An idea I have been exploring recently is to take another step towards letting the explanatory narrative take center stage, by designing a formal language specifically for embedding into such a narrative. However, my language called Leibniz is not a programming language. I call it a digital scientific notation to emphasize its intended use in the documentation of scientific models and methods, but in terms of computer science terminology it is a specification language designed for models expressed in terms of equations and algorithms. Leibniz code must be embedded into a narrative, although the Leibniz authoring environment also extracts a machine-readable version as an XML file for easy processing by scientific software.

For getting an overview of Leibniz, I suggest to look first at a simple example, and then read my paper describing Leibniz and the problems it is designed to solve, which just appeared in PeerJ CompSci (Open Access like all of PeerJ). The explanations in the paper should prepare you for a look at the currently most extensive example, which documents, for a toy problem, the full path of assumptions and approximations that lead from a theoretical framework (Newton’s equations of motion) to a numerical algorithm, with all models along the way being machine-readable.

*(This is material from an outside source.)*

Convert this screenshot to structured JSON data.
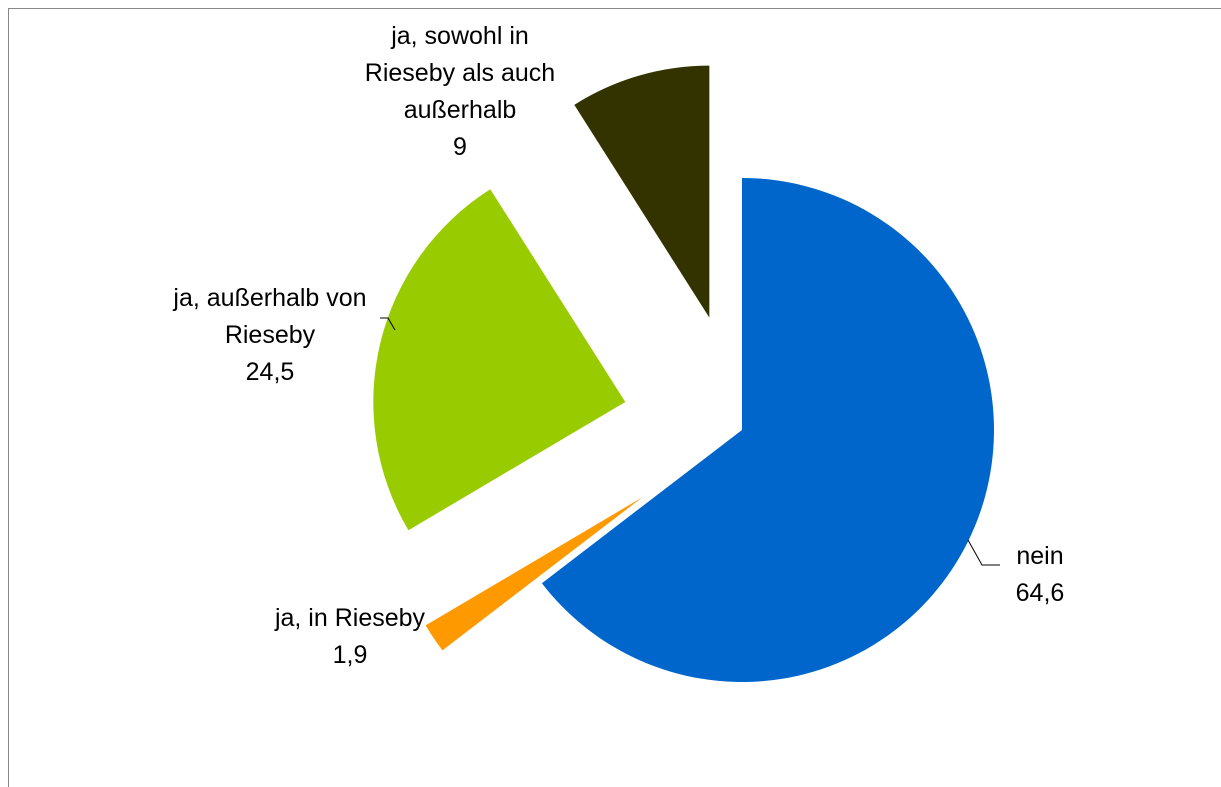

As the paper explains, Leibniz is best described as a research prototype at the current stage. It has known limitations that make its application to complex real-world problems a bit challenging. However, I am confident that these limitations can be overcome, and that Leibniz will be suitable for a wide range of scientific models and methods, starting with mathematical equations and ending with literate workflows. As Silicon Valley startups would say, make sure you won’t be left behind by the Leibniz revolution!